Como un gato gris que maúlla por los tejados, y que lame heridas ajenas, abandonando las propias a la deriva en un mar frío y rizado.
Pero sé que habrá un día en el cual me tocará conducir un 67 cualquiera, hacer el mismo recorrido jornada tras jornada, con la misma clientela y los mismos baches en la carretera, mas, hasta entonces, prefiero seguir a tu lado mientras me aguanten los huesos y no me estalle el alma.
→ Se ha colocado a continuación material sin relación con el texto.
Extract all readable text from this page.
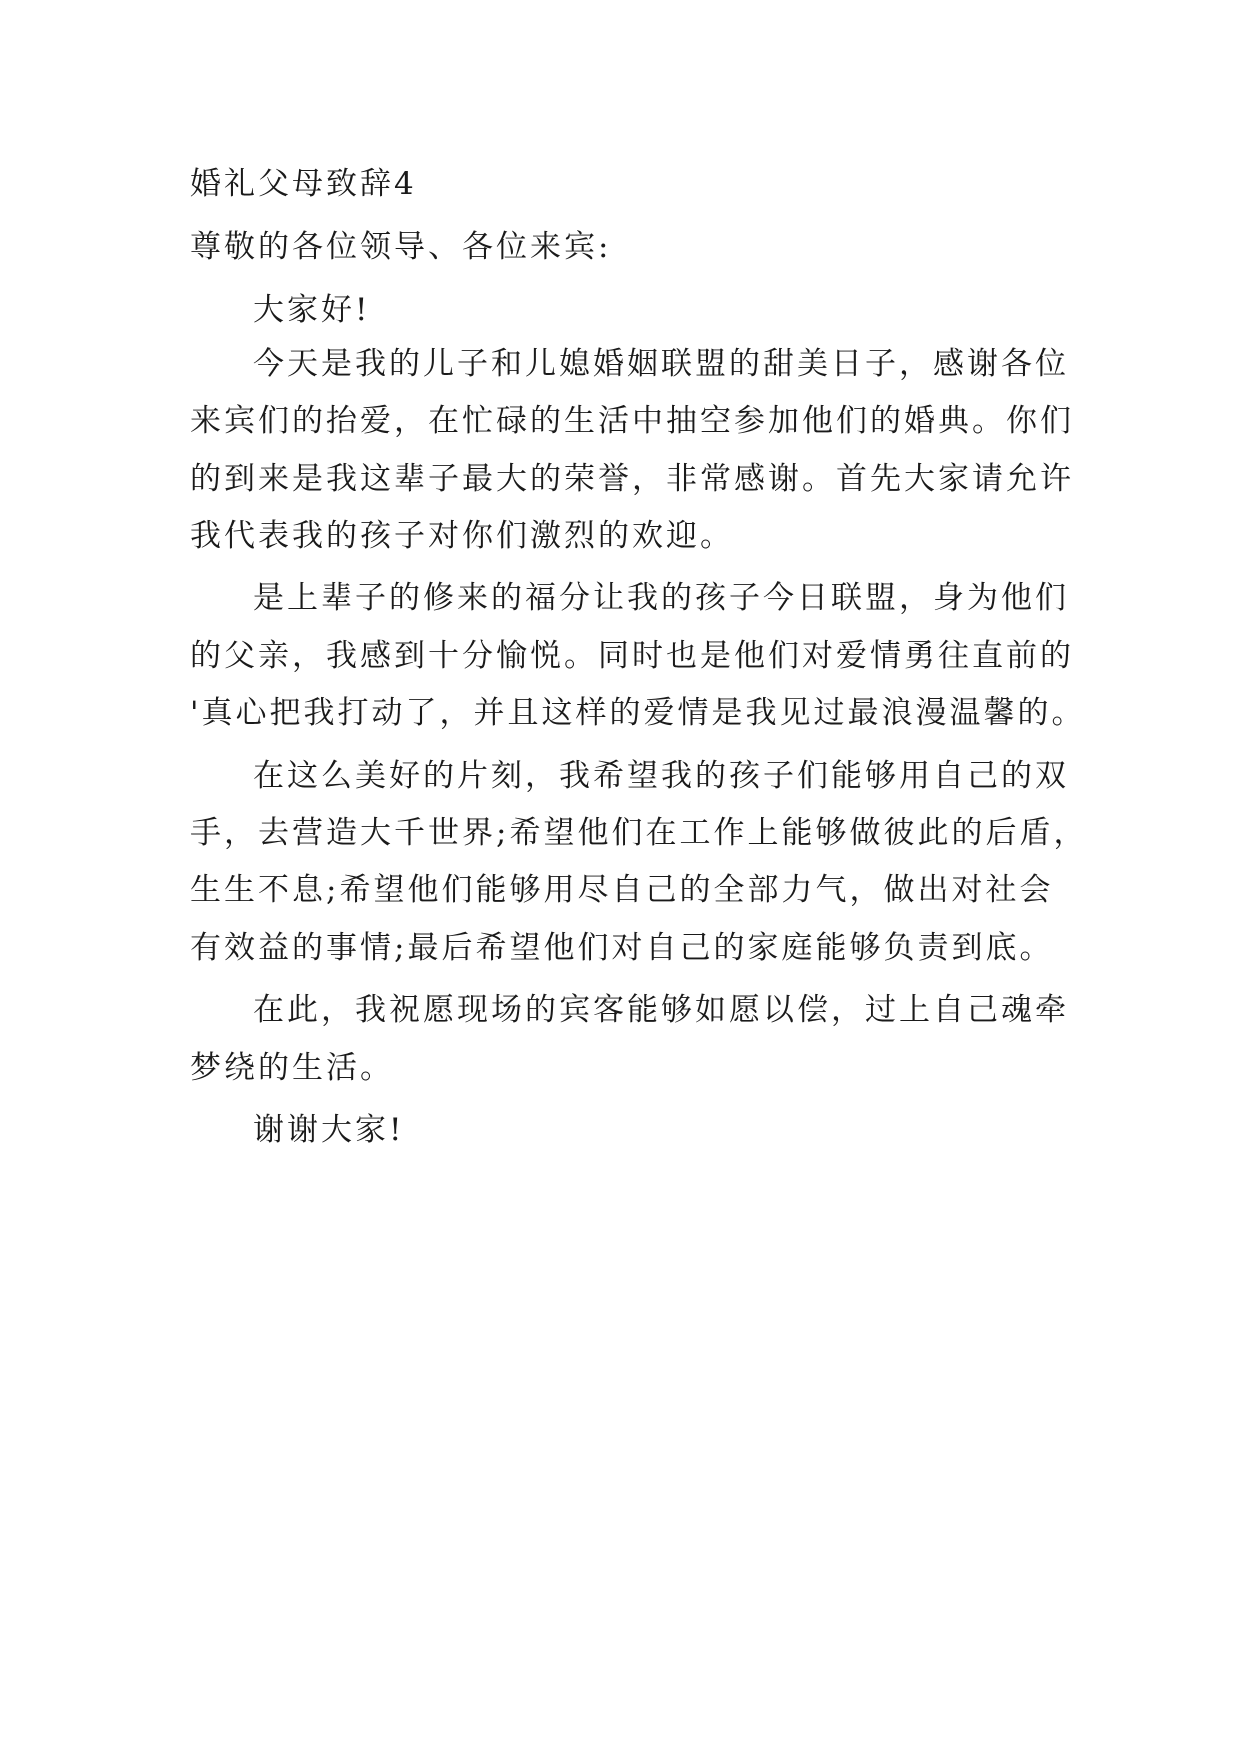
婚礼父母致辞4

尊敬的各位领导、各位来宾:

大家好!

今天是我的儿子和儿媳婚姻联盟的甜美日子，感谢各位

来宾们的抬爱，在忙碌的生活中抽空参加他们的婚典。你们

的到来是我这辈子最大的荣誉，非常感谢。首先大家请允许

我代表我的孩子对你们激烈的欢迎。

是上辈子的修来的福分让我的孩子今日联盟，身为他们

的父亲，我感到十分愉悦。同时也是他们对爱情勇往直前的

'真心把我打动了，并且这样的爱情是我见过最浪漫温馨的。

在这么美好的片刻，我希望我的孩子们能够用自己的双

手，去营造大千世界;希望他们在工作上能够做彼此的后盾，

生生不息;希望他们能够用尽自己的全部力气，做出对社会

有效益的事情;最后希望他们对自己的家庭能够负责到底。

在此，我祝愿现场的宾客能够如愿以偿，过上自己魂牵

梦绕的生活。

谢谢大家!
Mientras la ilusión le gane la partida a un desenlace que no por inevitable deja de ser menos temido.

1/08/2007

Amor se llama el juego...




Hace demasiados meses

que mis payasadas no provocan tus

ganas de reir.

no es que ya no me intereses

pero el tiempo de los besos y el sudor

es la hora de dormir.

duele verte removiendo

la cajita de cenizas que el placer

tras de si dejo.

mal y tarde estoy cumpliendo

la palabra que te di cuando jure

escribirte una cancion.

un dios triste y envidioso

nos castigo

por trepar juntos al arbol

y atracarnos con la flor de la pasion

por probar aquel sabor.

el agua apaga el fuegoy al ardor los años,

amor se llama el juego

en el que un par de ciegos

juegan a hacerse daño.

y cada vez peory cada vez mas rotos

y cada vez mas tuy cada vez mas yo

sin rastro de nosotros.

ni inocentes ni culpables

corazones que desbroza el temporal,

carnes de cañon.

no soy yo, ni tu, ni nadie,

son los dedos miserables que le dan

cuerda a mi reloj.

y no hay lagrimas

que valgan para volver

a meternos en el coche

donde aquella noche en pleno carnaval

te empece a desnudar.

el agua apaga el fuego

y al ardor los años,

amor se llama el juego

en el que un par de ciegos

juegan a hacerse daño.

y cada vez peor

y cada vez mas rotos

y cada vez mas tu

y cada vez mas yo

sin rastro de nosotros.


Título: Amor se llama el juego

Año: 1992

Letra: Joaquín Sabina

Música: Joaquín Sabina

Disco: Física y Química (1992)



Para mi, hoy por hoy, la canción más bonita del maestro, y por ende de la banda sonora de mi vida.